Choisir son itinéraire, c’est d’abord choisir son tempo. Le territoire du village est sillonné par environ 25 kilomètres de sentiers balisés (selon la source IGN https://www.geoportail.gouv.fr/), alternant grandes boucles et chemins de traverse. Beaucoup d’itinéraires partent de la mairie ou de l’église, points de repère évidents, mais rien n’empêche de démarrer ailleurs, au gré de sa fantaisie et de ses envies de paysage.
Les sentiers sont, dans l’ensemble, bien entretenus par la commune et les passionnés du coin. Les balises (petits panneaux en bois peints, souvent décorés par les écoliers lors de sorties nature) ajoutent une touche de poésie locale à la signalétique.
Impossible de ne pas commencer par celle-ci : la balade du Lavoir est notre classique, celle des familles, des enfants les bottes aux pieds et des promeneurs matinaux. Le départ se fait de la place de l’Église. On descend doucement en direction du petit lavoir communal, où jadis les anciens du village venaient laver leur linge et échanger potins et conseils. C’est ici que l’on croise le plus d’anecdotes racontées par les habitants – histoires de pluies diluviennes et de paniers d’osier échappés dans le courant. On remonte ensuite dans le bois de la Ronce, royaume des écureuils et des piverts.
Ici, on entre dans le pays du bocage, ces fameux chemins creux bordés de haies hautes, signature de la campagne normande. Le Chemin des Haies Brunes vous fait traverser vergers, pâtures et bosquets, avant de longer les reliques d’un vieux chemin féodal, encore visible sous la mousse. On y croise parfois le pas silencieux d’un chevreuil, ou la trace laissée par un blaireau.
| Départ | Type de sol | Points remarquables | Temps |
|---|---|---|---|
| Pont de la Chaussée | Terre battue, herbe, petits chemins pierreux | Ancien manoir, pommeraies, panorama sur la vallée | 2h30 environ |
Ce parcours est le rendez-vous des passionnés, de ceux qui aiment s’enfoncer dans la nature et oublier le bruit du monde. Il relie les trois vallées qui ourlent le territoire, alternant passages forestiers, grandes étendues de pâtures et points hauts aux panoramas ébouriffants.

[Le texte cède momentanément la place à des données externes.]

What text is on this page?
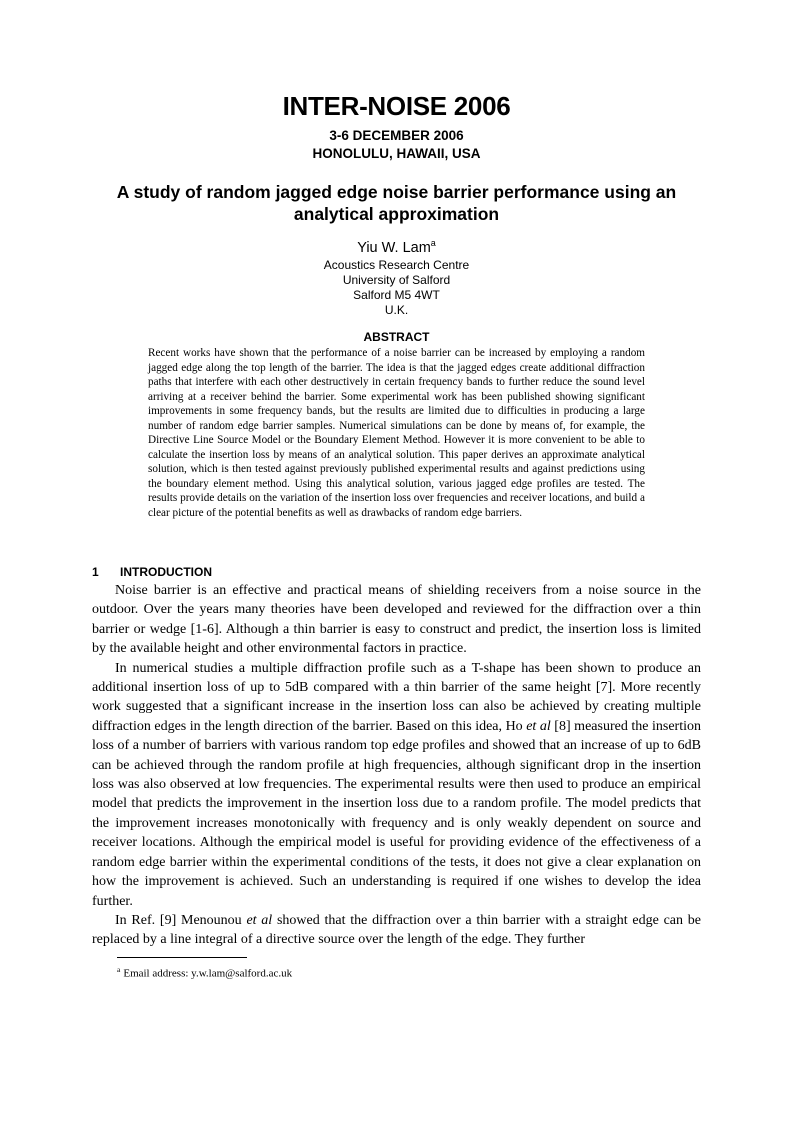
INTER-NOISE 2006
3-6 DECEMBER 2006
HONOLULU, HAWAII, USA
A study of random jagged edge noise barrier performance using an analytical approximation
Yiu W. Lam$^a$
Acoustics Research Centre
University of Salford
Salford M5 4WT
U.K.
ABSTRACT

Recent works have shown that the performance of a noise barrier can be increased by employing a random jagged edge along the top length of the barrier. The idea is that the jagged edges create additional diffraction paths that interfere with each other destructively in certain frequency bands to further reduce the sound level arriving at a receiver behind the barrier. Some experimental work has been published showing significant improvements in some frequency bands, but the results are limited due to difficulties in producing a large number of random edge barrier samples. Numerical simulations can be done by means of, for example, the Directive Line Source Model or the Boundary Element Method. However it is more convenient to be able to calculate the insertion loss by means of an analytical solution. This paper derives an approximate analytical solution, which is then tested against previously published experimental results and against predictions using the boundary element method. Using this analytical solution, various jagged edge profiles are tested. The results provide details on the variation of the insertion loss over frequencies and receiver locations, and build a clear picture of the potential benefits as well as drawbacks of random edge barriers.

1 INTRODUCTION

Noise barrier is an effective and practical means of shielding receivers from a noise source in the outdoor. Over the years many theories have been developed and reviewed for the diffraction over a thin barrier or wedge [1-6]. Although a thin barrier is easy to construct and predict, the insertion loss is limited by the available height and other environmental factors in practice.

In numerical studies a multiple diffraction profile such as a T-shape has been shown to produce an additional insertion loss of up to 5dB compared with a thin barrier of the same height [7]. More recently work suggested that a significant increase in the insertion loss can also be achieved by creating multiple diffraction edges in the length direction of the barrier. Based on this idea, Ho et al [8] measured the insertion loss of a number of barriers with various random top edge profiles and showed that an increase of up to 6dB can be achieved through the random profile at high frequencies, although significant drop in the insertion loss was also observed at low frequencies. The experimental results were then used to produce an empirical model that predicts the improvement in the insertion loss due to a random profile. The model predicts that the improvement increases monotonically with frequency and is only weakly dependent on source and receiver locations. Although the empirical model is useful for providing evidence of the effectiveness of a random edge barrier within the experimental conditions of the tests, it does not give a clear explanation on how the improvement is achieved. Such an understanding is required if one wishes to develop the idea further.

In Ref. [9] Menounou et al showed that the diffraction over a thin barrier with a straight edge can be replaced by a line integral of a directive source over the length of the edge. They further

$^a$ Email address: y.w.lam@salford.ac.uk
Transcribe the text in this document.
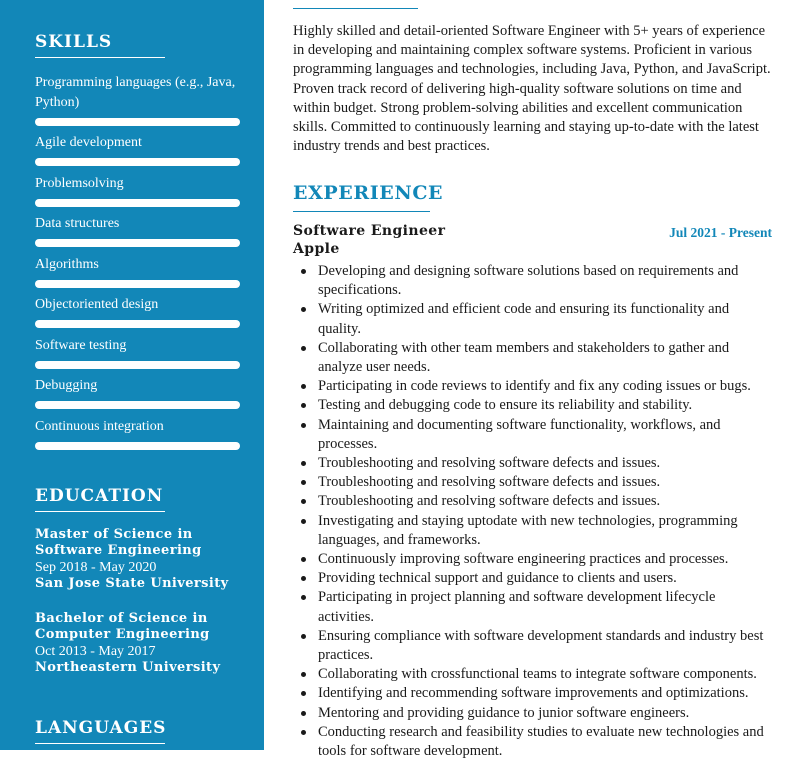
SKILLS
Programming languages (e.g., Java, Python)
Agile development
Problemsolving
Data structures
Algorithms
Objectoriented design
Software testing
Debugging
Continuous integration
EDUCATION
Master of Science in Software Engineering
Sep 2018 - May 2020
San Jose State University
Bachelor of Science in Computer Engineering
Oct 2013 - May 2017
Northeastern University
LANGUAGES

Highly skilled and detail-oriented Software Engineer with 5+ years of experience in developing and maintaining complex software systems. Proficient in various programming languages and technologies, including Java, Python, and JavaScript. Proven track record of delivering high-quality software solutions on time and within budget. Strong problem-solving abilities and excellent communication skills. Committed to continuously learning and staying up-to-date with the latest industry trends and best practices.

EXPERIENCE
Software Engineer	Jul 2021 - Present
Apple
Developing and designing software solutions based on requirements and specifications.
Writing optimized and efficient code and ensuring its functionality and quality.
Collaborating with other team members and stakeholders to gather and analyze user needs.
Participating in code reviews to identify and fix any coding issues or bugs.
Testing and debugging code to ensure its reliability and stability.
Maintaining and documenting software functionality, workflows, and processes.
Troubleshooting and resolving software defects and issues.
Troubleshooting and resolving software defects and issues.
Troubleshooting and resolving software defects and issues.
Investigating and staying uptodate with new technologies, programming languages, and frameworks.
Continuously improving software engineering practices and processes.
Providing technical support and guidance to clients and users.
Participating in project planning and software development lifecycle activities.
Ensuring compliance with software development standards and industry best practices.
Collaborating with crossfunctional teams to integrate software components.
Identifying and recommending software improvements and optimizations.
Mentoring and providing guidance to junior software engineers.
Conducting research and feasibility studies to evaluate new technologies and tools for software development.
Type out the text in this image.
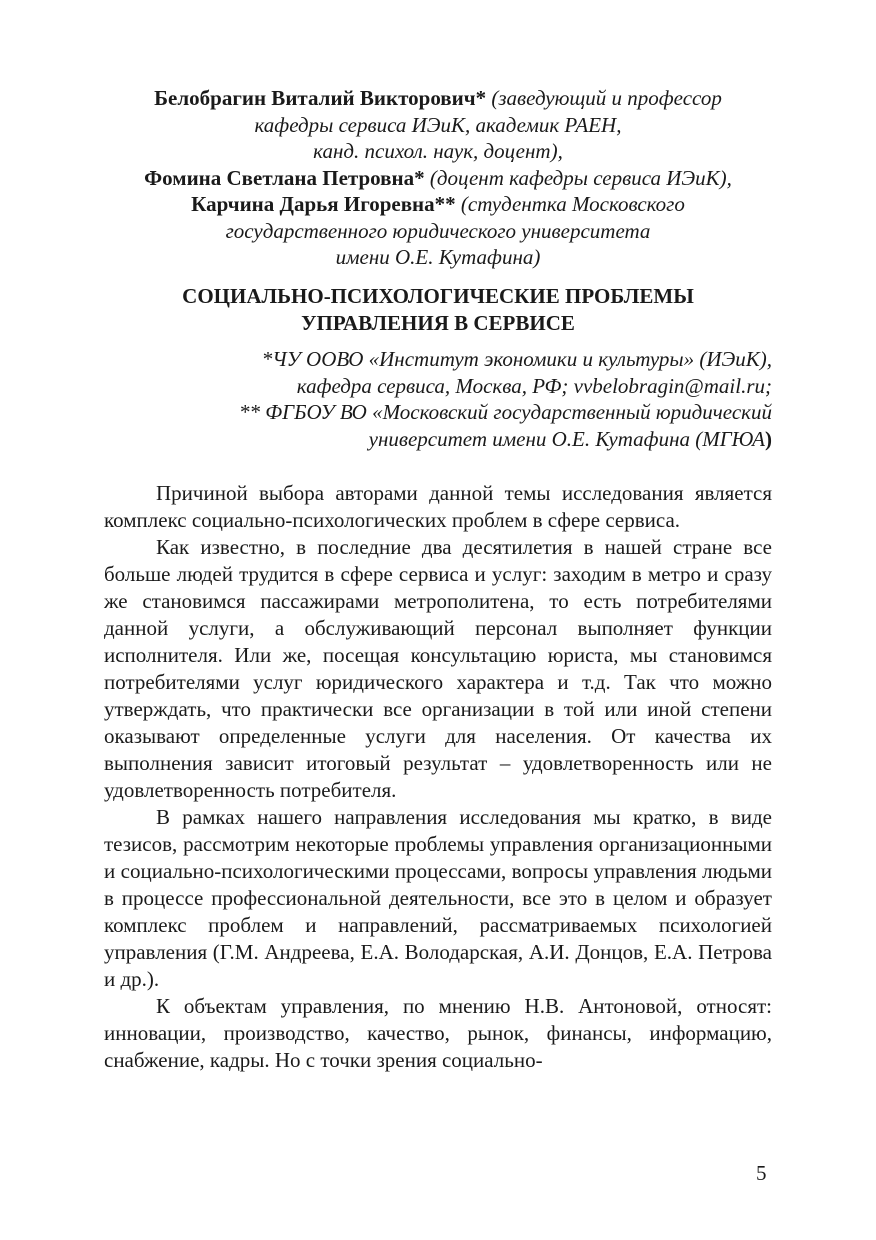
Белобрагин Виталий Викторович* (заведующий и профессор
кафедры сервиса ИЭиК, академик РАЕН,
канд. психол. наук, доцент),
Фомина Светлана Петровна* (доцент кафедры сервиса ИЭиК),
Карчина Дарья Игоревна** (студентка Московского
государственного юридического университета
имени О.Е. Кутафина)
СОЦИАЛЬНО-ПСИХОЛОГИЧЕСКИЕ ПРОБЛЕМЫ
УПРАВЛЕНИЯ В СЕРВИСЕ
*ЧУ ООВО «Институт экономики и культуры» (ИЭиК),
кафедра сервиса, Москва, РФ; vvbelobragin@mail.ru;
** ФГБОУ ВО «Московский государственный юридический
университет имени О.Е. Кутафина (МГЮА)

Причиной выбора авторами данной темы исследования является комплекс социально-психологических проблем в сфере сервиса.

Как известно, в последние два десятилетия в нашей стране все больше людей трудится в сфере сервиса и услуг: заходим в метро и сразу же становимся пассажирами метрополитена, то есть потребителями данной услуги, а обслуживающий персонал выполняет функции исполнителя. Или же, посещая консультацию юриста, мы становимся потребителями услуг юридического характера и т.д. Так что можно утверждать, что практически все организации в той или иной степени оказывают определенные услуги для населения. От качества их выполнения зависит итоговый результат – удовлетворенность или не удовлетворенность потребителя.

В рамках нашего направления исследования мы кратко, в виде тезисов, рассмотрим некоторые проблемы управления организационными и социально-психологическими процессами, вопросы управления людьми в процессе профессиональной деятельности, все это в целом и образует комплекс проблем и направлений, рассматриваемых психологией управления (Г.М. Андреева, Е.А. Володарская, А.И. Донцов, Е.А. Петрова и др.).

К объектам управления, по мнению Н.В. Антоновой, относят: инновации, производство, качество, рынок, финансы, информацию, снабжение, кадры. Но с точки зрения социально-

5
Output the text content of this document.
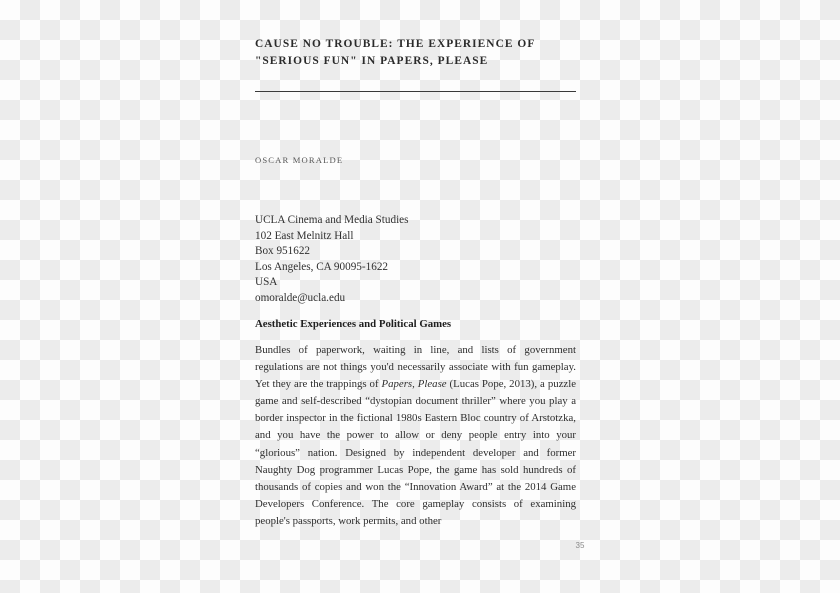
CAUSE NO TROUBLE: THE EXPERIENCE OF "SERIOUS FUN" IN PAPERS, PLEASE
OSCAR MORALDE
UCLA Cinema and Media Studies
102 East Melnitz Hall
Box 951622
Los Angeles, CA 90095-1622
USA
omoralde@ucla.edu
Aesthetic Experiences and Political Games

Bundles of paperwork, waiting in line, and lists of government regulations are not things you'd necessarily associate with fun gameplay. Yet they are the trappings of Papers, Please (Lucas Pope, 2013), a puzzle game and self-described “dystopian document thriller” where you play a border inspector in the fictional 1980s Eastern Bloc country of Arstotzka, and you have the power to allow or deny people entry into your “glorious” nation. Designed by independent developer and former Naughty Dog programmer Lucas Pope, the game has sold hundreds of thousands of copies and won the “Innovation Award” at the 2014 Game Developers Conference. The core gameplay consists of examining people's passports, work permits, and other

35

Ce que l’on préfère, sur nos chemins, ce ne sont pas les grandes victoires sportives – ce sont les rencontres, tant avec la nature qu’avec les gens. Vous verrez, au détour des haies, des orchidées sauvages en juin (source : https://www.florealnormandie.fr/), vous humerez la fougère en automne, vous entendrez le pic-vert tambouriner derrière la vieille ferme abandonnée. Parfois, si le temps s’y prête, on aperçoit le vol lourd du héron ou le passage furtif d’un faisan. Certaines familles laissent sur les poteaux des bouquets éphémères ou des petits poèmes, traces touchantes de vie locale partagée.
Ici, le patrimoine n’est pas seulement dans la pierre : il est dans l’attention qu’on porte au paysage, à la vie lente, à la mémoire qui résonne dans les chemins.
La randonnée à Berengeville-la-Campagne, c’est aussi un prétexte au partage. Qu’il s’agisse d’une grande marche d’automne, d’une sortie aux jonquilles ou d’un goûter sous le saule du vieux lavoir, chaque promenade tisse un fil entre ceux qui aiment ce lieu et veulent en préserver l’âme. Plusieurs associations proposent de temps à autre des sorties accompagnées, transmission orale, reconnaissance de plantes, contes au coin des chemins (informations disponibles auprès de la mairie ou du collectif local).
Marcher ici, c’est redécouvrir le long des saisons une campagne fidèle à elle-même et toujours changeante, se laisser surprendre par un paysage qui dévoile ses secrets à qui veut bien prendre le temps de flâner. Chaque randonnée, petite ou grande, a le goût d’un moment unique : la preuve qu’à Berengeville, l’évasion n’est jamais bien loin, même au seuil de sa porte.